Comparaison VCE-examens radiologiques et endoscopiques

Le rendement diagnostique de la VCE au cours des saignements digestifs inexpliqués par les examens endoscopiques et radiologiques standards est élevé. Une méta-analyse de Triester dans cette indication confirme la supériorité de la VCE sur l’entéroscopie (63 % versus 28 % ; p < 0,00001), et sur le transit du grêle (67 % versus 8 %, p < 0,00001) [21].

Au cours des maladies inflammatoires intestinales, la VCE a été comparée aux examens d’imageries actuellement utilisés chez des patients ayant une suspicion ou une atteinte avérée de MC (transit du grêle, scanographie, imagerie par résonance magnétique). L’un des problèmes inhérents à ces études est l’absence d’un « gold-standard » permettant le diagnostic de la MC. Dans la plupart des études, la VCE était donc comparée à la fois au transit du grêle, au scanner et parfois à l’IRM.
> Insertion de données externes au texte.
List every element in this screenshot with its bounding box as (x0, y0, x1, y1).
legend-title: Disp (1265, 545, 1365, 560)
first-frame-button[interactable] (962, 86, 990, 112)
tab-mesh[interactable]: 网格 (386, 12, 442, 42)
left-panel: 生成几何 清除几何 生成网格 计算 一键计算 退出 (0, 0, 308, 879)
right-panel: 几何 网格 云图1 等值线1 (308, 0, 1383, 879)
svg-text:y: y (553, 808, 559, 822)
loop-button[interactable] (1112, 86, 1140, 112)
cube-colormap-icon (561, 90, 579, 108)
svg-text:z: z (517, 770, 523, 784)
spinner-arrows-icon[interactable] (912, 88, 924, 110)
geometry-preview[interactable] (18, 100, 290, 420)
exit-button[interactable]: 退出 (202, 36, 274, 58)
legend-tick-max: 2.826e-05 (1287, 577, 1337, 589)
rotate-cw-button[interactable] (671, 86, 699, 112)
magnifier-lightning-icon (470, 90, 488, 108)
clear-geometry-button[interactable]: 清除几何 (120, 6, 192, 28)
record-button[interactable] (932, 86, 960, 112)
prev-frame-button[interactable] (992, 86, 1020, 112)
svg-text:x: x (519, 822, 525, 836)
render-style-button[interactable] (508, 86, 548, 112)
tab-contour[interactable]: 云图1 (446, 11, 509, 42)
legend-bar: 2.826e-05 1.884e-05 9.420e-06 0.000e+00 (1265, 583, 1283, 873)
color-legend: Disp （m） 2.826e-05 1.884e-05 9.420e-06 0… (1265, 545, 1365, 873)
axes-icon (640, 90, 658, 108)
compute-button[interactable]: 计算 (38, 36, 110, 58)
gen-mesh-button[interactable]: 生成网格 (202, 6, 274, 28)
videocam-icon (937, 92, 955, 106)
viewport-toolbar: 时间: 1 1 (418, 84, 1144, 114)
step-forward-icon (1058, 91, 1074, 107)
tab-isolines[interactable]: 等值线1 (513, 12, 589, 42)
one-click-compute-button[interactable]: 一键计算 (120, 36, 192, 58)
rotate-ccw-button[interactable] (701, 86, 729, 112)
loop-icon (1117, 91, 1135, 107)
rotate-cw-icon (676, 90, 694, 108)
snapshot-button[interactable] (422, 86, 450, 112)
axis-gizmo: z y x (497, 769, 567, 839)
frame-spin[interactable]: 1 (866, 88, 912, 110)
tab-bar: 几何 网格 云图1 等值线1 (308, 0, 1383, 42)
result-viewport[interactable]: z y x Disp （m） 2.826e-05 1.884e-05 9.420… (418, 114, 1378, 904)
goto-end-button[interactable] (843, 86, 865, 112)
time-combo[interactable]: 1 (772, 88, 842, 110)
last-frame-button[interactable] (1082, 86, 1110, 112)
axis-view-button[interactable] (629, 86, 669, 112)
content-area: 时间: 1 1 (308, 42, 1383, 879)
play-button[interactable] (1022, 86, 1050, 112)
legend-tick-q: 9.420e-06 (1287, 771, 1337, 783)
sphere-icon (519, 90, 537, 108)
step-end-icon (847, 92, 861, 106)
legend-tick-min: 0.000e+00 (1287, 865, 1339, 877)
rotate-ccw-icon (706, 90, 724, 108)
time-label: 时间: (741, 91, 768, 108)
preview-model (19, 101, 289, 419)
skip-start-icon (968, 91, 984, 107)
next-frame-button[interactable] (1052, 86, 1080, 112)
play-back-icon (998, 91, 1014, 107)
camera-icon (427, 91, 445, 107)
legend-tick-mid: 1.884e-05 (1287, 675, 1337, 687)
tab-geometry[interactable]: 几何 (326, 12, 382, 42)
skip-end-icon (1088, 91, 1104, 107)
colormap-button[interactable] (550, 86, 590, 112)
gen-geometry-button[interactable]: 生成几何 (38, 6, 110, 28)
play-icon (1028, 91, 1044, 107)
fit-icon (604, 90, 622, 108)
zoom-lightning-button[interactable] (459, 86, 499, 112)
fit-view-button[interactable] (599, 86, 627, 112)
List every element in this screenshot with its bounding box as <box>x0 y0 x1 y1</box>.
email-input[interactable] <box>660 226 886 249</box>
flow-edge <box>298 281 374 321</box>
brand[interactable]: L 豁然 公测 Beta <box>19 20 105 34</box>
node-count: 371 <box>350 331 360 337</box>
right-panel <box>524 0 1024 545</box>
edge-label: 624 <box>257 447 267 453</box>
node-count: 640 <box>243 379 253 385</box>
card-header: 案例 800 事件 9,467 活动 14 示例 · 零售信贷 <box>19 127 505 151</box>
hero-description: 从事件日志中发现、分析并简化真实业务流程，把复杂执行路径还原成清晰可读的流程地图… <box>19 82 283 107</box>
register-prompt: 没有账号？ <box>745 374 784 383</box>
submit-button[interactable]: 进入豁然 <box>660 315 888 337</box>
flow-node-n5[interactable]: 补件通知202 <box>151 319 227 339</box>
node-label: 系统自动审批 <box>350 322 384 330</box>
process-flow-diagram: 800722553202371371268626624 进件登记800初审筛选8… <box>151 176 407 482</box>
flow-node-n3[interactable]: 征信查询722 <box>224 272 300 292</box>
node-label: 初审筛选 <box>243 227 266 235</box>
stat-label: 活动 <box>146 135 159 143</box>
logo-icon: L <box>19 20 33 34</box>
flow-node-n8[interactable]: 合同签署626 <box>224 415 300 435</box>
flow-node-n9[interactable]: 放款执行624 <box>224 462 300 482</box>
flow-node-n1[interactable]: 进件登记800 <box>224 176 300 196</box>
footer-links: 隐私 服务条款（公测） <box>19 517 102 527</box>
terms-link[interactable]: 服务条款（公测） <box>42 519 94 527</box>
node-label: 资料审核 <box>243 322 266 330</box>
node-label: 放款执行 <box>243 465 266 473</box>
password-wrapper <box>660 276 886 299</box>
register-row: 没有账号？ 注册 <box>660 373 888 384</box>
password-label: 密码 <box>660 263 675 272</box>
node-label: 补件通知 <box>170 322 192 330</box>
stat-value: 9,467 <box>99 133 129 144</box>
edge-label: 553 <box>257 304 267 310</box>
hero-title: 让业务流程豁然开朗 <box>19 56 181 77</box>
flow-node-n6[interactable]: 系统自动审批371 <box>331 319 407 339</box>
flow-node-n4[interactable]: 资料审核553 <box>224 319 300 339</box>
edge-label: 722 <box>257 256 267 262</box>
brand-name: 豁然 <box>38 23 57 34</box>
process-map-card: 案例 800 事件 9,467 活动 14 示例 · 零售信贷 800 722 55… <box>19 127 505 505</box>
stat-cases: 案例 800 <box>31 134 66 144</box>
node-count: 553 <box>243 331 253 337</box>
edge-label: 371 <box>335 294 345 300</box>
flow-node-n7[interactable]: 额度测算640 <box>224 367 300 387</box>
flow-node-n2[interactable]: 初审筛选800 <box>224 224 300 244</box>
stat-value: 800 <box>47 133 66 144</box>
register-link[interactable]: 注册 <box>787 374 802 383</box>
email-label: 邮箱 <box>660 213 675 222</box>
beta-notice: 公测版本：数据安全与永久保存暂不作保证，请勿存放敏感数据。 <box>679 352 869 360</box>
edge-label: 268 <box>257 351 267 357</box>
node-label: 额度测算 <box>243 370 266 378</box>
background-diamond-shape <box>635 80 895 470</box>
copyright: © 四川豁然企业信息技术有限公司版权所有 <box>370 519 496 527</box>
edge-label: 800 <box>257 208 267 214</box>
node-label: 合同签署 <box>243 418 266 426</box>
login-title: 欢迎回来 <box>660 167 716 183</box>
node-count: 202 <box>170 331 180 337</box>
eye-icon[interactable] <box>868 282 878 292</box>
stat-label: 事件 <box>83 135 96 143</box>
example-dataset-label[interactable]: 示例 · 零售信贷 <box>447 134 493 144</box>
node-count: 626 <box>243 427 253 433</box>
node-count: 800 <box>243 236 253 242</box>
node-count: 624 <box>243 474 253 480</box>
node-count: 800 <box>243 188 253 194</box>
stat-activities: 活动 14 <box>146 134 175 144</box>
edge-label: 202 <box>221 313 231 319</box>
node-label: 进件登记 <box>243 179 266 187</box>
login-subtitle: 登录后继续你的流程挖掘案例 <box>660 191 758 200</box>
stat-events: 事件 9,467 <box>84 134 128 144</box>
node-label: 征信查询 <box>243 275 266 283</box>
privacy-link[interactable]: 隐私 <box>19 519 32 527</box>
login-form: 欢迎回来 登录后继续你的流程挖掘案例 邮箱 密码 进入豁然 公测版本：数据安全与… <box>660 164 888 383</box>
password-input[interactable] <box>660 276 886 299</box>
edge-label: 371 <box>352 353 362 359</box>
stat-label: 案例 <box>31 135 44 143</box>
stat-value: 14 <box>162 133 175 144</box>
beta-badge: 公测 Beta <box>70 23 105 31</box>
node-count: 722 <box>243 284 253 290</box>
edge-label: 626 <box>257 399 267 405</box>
Toutes les études ayant comparé la VCE au transit baryté du grêle chez des patients connus ou suspects de MC confirment la supériorité nette de la VCE en terme de rendement diagnostique (tableau 1)( Tableau 1 )[11, 12, 22-25, 30-32, 37]. Cependant, l’interprétation des résultats est difficile pour plusieurs raisons. Dans la très grande majorité des cas, le transit du grêle précédait la VCE et la découverte d’une sténose serrée ou non, symptomatique ou non (renseignements inconnus), était une contre-indication à la réalisation de la VCE. Ces patients étaient alors exclus de l’analyse, ce qui pénalisait considérablement le rendement diagnostique du TG. Par ailleurs, chez les patients suspects de MC, la variabilité des critères d’inclusion était importante d’une étude à l’autre et relativement peu explicite (douleurs, diarrhées, amaigrissement, inflammation biologique). Or, la rentabilité de la VCE en cas de douleur chronique abdominale isolée est faible, puisque selon Bardan et al., l’examen est normal dans 88 % des cas dans cette indication [25]. Enfin, aucun score diagnostique n’a été validé, le diagnostic de MC retenu après la VCE étant à la libre interprétation des auteurs. L’absence d’un score validé de MC et adapté à la VCE rend donc l’analyse des publications difficiles.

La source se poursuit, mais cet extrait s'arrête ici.